There are many people in this world who would love to give back to their communities through their profession, whether that’s being a police officer, a teacher, or having a role within a charity to name a few.
Working at OCG Careers in a part-time capacity, I’ve been lucky enough to continue my chosen career, while being a part of an incredible cause that is close to my heart; a cause that affects me personally.
It may come as a surprise to many to learn that I suffer from spinal muscular atrophy (SMA), a devastating, and for some, terminal neuromuscular disease. SMA causes my body to lack the protein it needs for muscle growth and strength.
Within the past three years, countries like the USA (through bodies like the FDA) have approved the first-ever treatment for SMA, called Spinraza, a treatment that literally has the potential to be a life-saver and in adults like me, it can stop deterioration.
Submissions to the Pharmaceutical Management Agency (Pharmac) for funding have been deferred so lobbying continues with increased urgency, to ensure that New Zealanders can have access to this vital medicine.
Background to spinal muscular atrophy (SMA)
Google SMA and you’ll find some scary stuff. It’s a condition with varying severity, caused by a mutation in the SMN1 gene. Basically, the entire gene is missing.
Motor neurons are the essential nerve cells in the spinal cord that send out messages to muscles throughout the body. Because my body doesn’t make the protein it needs for the motor neurons to survive, it stops being able to communicate with the muscles, causing them to atrophy and stop working and, in the most severe cases, it impacts the breathing muscles.

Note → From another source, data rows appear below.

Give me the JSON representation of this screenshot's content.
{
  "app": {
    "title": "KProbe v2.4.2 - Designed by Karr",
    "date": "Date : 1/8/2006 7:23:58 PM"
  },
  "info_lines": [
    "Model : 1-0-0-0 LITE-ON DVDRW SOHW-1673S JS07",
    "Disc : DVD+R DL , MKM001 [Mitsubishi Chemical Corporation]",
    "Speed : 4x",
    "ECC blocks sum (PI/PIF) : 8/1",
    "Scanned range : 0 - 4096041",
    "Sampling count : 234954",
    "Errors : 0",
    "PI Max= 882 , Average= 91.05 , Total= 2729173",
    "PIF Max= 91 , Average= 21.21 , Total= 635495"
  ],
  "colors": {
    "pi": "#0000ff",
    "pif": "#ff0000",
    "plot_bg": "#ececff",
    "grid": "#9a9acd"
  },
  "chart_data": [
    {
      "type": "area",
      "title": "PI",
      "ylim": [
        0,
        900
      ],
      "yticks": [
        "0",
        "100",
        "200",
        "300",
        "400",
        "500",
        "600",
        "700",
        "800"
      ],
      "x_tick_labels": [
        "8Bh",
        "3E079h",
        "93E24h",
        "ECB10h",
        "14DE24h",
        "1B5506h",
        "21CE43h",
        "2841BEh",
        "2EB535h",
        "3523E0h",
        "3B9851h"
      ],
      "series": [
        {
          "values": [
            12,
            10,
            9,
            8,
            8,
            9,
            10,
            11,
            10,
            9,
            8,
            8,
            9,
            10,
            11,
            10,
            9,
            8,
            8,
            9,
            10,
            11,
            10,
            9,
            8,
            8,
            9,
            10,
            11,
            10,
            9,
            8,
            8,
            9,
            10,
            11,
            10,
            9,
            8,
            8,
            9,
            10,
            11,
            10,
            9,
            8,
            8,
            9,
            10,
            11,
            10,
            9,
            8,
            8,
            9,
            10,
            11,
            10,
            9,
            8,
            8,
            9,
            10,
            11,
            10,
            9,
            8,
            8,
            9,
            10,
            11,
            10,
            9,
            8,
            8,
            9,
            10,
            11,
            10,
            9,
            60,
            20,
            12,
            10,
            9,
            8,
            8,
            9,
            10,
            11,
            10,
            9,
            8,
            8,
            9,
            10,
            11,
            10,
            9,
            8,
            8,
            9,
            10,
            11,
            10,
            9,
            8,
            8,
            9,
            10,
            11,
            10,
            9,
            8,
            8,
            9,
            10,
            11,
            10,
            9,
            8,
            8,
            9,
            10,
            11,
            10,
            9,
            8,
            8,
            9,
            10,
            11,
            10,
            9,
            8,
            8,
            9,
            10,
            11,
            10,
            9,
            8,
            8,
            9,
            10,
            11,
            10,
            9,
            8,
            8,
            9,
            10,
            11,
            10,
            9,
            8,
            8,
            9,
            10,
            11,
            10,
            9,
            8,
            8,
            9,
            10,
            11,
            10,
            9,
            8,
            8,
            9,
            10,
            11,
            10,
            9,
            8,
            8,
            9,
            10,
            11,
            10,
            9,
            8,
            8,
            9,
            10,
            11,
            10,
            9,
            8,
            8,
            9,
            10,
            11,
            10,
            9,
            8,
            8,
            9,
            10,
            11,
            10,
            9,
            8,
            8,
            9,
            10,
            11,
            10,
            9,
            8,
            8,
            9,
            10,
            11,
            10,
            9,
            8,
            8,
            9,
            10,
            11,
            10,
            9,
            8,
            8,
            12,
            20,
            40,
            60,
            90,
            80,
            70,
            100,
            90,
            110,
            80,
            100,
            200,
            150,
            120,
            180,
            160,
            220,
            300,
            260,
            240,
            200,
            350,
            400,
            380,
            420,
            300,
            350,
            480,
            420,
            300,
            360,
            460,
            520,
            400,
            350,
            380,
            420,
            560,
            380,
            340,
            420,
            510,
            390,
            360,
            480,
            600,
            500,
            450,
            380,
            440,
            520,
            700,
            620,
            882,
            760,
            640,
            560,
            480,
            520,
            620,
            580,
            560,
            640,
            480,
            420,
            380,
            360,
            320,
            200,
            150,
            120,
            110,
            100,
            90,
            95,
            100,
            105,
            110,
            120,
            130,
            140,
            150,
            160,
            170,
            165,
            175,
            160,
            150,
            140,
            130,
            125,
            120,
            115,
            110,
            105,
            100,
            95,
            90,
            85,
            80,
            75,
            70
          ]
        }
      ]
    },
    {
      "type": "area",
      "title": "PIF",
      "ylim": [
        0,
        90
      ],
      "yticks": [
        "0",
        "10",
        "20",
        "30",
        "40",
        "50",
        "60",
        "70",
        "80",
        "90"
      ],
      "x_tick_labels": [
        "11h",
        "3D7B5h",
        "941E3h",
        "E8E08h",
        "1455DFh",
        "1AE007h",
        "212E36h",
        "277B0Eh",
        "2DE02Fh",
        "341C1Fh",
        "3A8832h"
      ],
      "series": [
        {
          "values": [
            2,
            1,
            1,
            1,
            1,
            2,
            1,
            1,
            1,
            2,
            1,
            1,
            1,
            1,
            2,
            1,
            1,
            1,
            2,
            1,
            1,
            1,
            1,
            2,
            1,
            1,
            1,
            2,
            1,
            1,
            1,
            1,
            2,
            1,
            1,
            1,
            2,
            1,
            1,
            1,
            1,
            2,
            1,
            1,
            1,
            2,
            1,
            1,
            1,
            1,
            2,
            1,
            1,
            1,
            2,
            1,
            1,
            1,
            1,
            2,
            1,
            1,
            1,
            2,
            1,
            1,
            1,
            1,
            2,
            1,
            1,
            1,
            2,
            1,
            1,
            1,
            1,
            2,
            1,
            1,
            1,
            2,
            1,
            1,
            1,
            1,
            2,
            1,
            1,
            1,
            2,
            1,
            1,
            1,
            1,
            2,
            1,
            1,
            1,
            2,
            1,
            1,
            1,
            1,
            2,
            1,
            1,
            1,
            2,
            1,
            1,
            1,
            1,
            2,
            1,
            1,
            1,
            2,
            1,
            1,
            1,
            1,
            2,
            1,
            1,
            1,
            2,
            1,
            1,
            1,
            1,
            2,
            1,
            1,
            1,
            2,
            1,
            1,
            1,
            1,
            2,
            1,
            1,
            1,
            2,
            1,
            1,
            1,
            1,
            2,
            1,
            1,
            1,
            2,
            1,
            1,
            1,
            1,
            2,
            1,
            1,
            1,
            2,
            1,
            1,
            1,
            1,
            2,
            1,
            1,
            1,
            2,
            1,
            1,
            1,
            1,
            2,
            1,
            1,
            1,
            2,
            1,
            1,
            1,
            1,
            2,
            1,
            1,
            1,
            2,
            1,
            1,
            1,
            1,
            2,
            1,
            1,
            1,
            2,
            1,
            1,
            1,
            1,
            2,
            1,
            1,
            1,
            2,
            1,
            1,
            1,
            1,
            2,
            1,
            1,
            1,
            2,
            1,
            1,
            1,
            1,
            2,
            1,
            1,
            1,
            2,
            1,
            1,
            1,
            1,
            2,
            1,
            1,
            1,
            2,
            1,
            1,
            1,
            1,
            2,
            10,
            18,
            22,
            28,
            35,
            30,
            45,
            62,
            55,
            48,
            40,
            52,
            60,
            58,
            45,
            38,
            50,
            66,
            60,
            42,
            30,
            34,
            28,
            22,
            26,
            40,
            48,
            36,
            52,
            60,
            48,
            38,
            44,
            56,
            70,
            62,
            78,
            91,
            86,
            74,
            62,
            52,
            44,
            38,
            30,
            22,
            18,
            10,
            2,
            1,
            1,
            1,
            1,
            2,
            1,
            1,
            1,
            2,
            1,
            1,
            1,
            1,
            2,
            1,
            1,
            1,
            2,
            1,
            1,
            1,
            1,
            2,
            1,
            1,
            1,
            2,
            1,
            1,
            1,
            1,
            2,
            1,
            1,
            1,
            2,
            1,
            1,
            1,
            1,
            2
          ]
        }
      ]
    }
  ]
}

I don’t want to scare people; I’m doing incredibly well and am still active at the gym, get involved in day-to-day activities and I generally don’t let it stop me doing anything, but I’m a rarity. One of the things that confuses people when I’m advocating for SMA is that when they see me, they don’t really see the full impact of the disease, and may be lulled into thinking it’s not as serious as I’d have them believe. Most people with my type of SMA (and at my age) would be in a wheelchair and I am not even close to that! Researchers are currently analyzing my DNA for genetic markers to try and work out why I am protected from the typical course of the disease.
Friends I’ve made through this journey have suffered heartache that is indescribable, from losing children to this disease to seeing loved ones lose all ability to communicate. The mental health issues alone that go with dealing with loved ones battling this disease are immense.
The more I’ve become involved with this cause, the more I realise that I need to be transparent and open up more. I was diagnosed seven years ago, and although the condition has a minimal impact on my life today, there are so many people fighting for their lives.
I know I am one of the lucky ones so I have chosen to be a voice to enable those more severely impacted to spend more of their precious time with those who need it most. They shouldn’t be having to campaign for something they should have access to although they still do. Our community is well worth fighting for and despite treatment being available, it is extremely costly.
Unfortunately, the reality is that there are so many people that will die if they don’t get treatment. Every day, could be another motor neuron lost, which is potentially another motor function gone - we cannot wait for this treatment. Young babies with SMA cannot fight a common cold and their bodies let them down.
I have met so many families impacted by it and having been to the Cure SMA Conference in America recently, I have seen for myself what a strong community can achieve and ultimately, what treatment means – it’s life-changing for both adults and children.